Minister, we hebben de intendant rond elektrificatie gehoord in de klimaatcommissie. Die man zegt eigenlijk dat er zoveel uitdagingen op ons afkomen en dat hij niet sterk genoeg staat om dat alleen op te lossen. Gaat u extra investeren in ondersteuning van het beleid rond elektrificatie zodat iedereen meekan in die onvermijdelijke toekomst?
De heer Maertens heeft het woord.
Dank u, minister, voor het antwoord, en collega Claes, voor de vraag. Het is inderdaad zo dat we in een compleet veranderende wereld zitten. Ik denk dat dat een belangrijk element is in dit verhaal. Sommigen willen hier misschien zelfs het licht van zon ontkennen, maar het is nu eenmaal zo dat we gaan naar een elektrificatie van ons wagenpark, van ons openbaar vervoer, dat we die modal shift moeten bewerkstelligen. Dat is een belangrijke doelstelling, niet alleen in Vlaanderen, maar wereldwijd. Het moet gaan over het openbaar vervoer en de fiets. We hebben een succesrijke fietsbeurs Velofollies gehad op hetzelfde moment als het Autosalon. Dat zegt misschien ook wel heel veel. We moeten gaan voor meer deelmobiliteit en deelwagens. Dat is allemaal belangrijk voor het klimaat en het milieu. Maar wat daarbij komt, is dat met het elektrificeren van ons wagenpark alleen we er niet zullen komen. We moeten ook die files, die de bedrijven in Vlaanderen miljarden kosten, kunnen inperken en tenietdoen. Ik denk, minister, dat naast de duurzaamheid en het klimaat, ook het tegengaan van de filevorming en de economische kosten daarvan, een bijzonder grote prioriteit moet zijn en blijven.
Mevrouw Mertens heeft het woord.
Ik vind de betaalbaarheid van de wagens, al dan niet elektrisch, heel belangrijk. We moeten inderdaad inzetten op duurzamer vervoer en we moeten de modal shift bewerkstelligen. Maar zoals ik al eerder aanhaalde in deze vergadering en in de commissie: het is niet de bedoeling dat we mensen zonder wagen zetten.
Ook een zeer belangrijk aandachtspunt is dat de tweedehandswagens duurder zijn geworden, net omdat mensen langer met hun wagen rijden. Ook bedrijfswagens worden minder snel vervangen vanwege de enorm gestegen prijzen van de andere wagens.
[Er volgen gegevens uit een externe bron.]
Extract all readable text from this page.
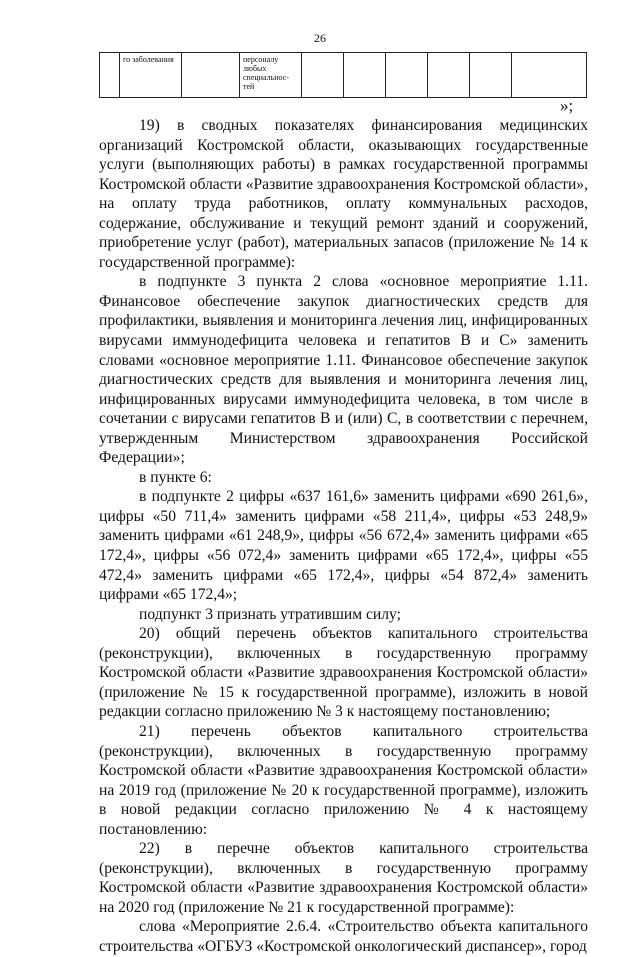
26
	го заболевания		персоналу любых специальнос-тей						
»;

19) в сводных показателях финансирования медицинских организаций Костромской области, оказывающих государственные услуги (выполняющих работы) в рамках государственной программы Костромской области «Развитие здравоохранения Костромской области», на оплату труда работников, оплату коммунальных расходов, содержание, обслуживание и текущий ремонт зданий и сооружений, приобретение услуг (работ), материальных запасов (приложение № 14 к государственной программе):

в подпункте 3 пункта 2 слова «основное мероприятие 1.11. Финансовое обеспечение закупок диагностических средств для профилактики, выявления и мониторинга лечения лиц, инфицированных вирусами иммунодефицита человека и гепатитов В и С» заменить словами «основное мероприятие 1.11. Финансовое обеспечение закупок диагностических средств для выявления и мониторинга лечения лиц, инфицированных вирусами иммунодефицита человека, в том числе в сочетании с вирусами гепатитов В и (или) С, в соответствии с перечнем, утвержденным Министерством здравоохранения Российской Федерации»;

в пункте 6:

в подпункте 2 цифры «637 161,6» заменить цифрами «690 261,6», цифры «50 711,4» заменить цифрами «58 211,4», цифры «53 248,9» заменить цифрами «61 248,9», цифры «56 672,4» заменить цифрами «65 172,4», цифры «56 072,4» заменить цифрами «65 172,4», цифры «55 472,4» заменить цифрами «65 172,4», цифры «54 872,4» заменить цифрами «65 172,4»;

подпункт 3 признать утратившим силу;

20) общий перечень объектов капитального строительства (реконструкции), включенных в государственную программу Костромской области «Развитие здравоохранения Костромской области» (приложение № 15 к государственной программе), изложить в новой редакции согласно приложению № 3 к настоящему постановлению;

21) перечень объектов капитального строительства (реконструкции), включенных в государственную программу Костромской области «Развитие здравоохранения Костромской области» на 2019 год (приложение № 20 к государственной программе), изложить в новой редакции согласно приложению № 4 к настоящему постановлению:

22) в перечне объектов капитального строительства (реконструкции), включенных в государственную программу Костромской области «Развитие здравоохранения Костромской области» на 2020 год (приложение № 21 к государственной программе):

слова «Мероприятие 2.6.4. «Строительство объекта капитального строительства «ОГБУЗ «Костромской онкологический диспансер», город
Als je ziet dat iemand uit de middenklasse gemiddeld 2000 euro netto per maand verdient en dat zo’n elektrische auto algauw tot 20.000 euro meer kost, dan moeten we er geen ‘tekeningske’ bij te maken om te weten dat het voor heel veel mensen enorm moeilijk zal zijn om een elektrische auto te kopen. En als je dan ziet dat de tweedehandsmarkt krimpt, denk ik dat het voor veel mensen moeilijk zal zijn om gewoon nog een auto te kunnen kopen. Dit verdient dus zeker de nodige aandacht.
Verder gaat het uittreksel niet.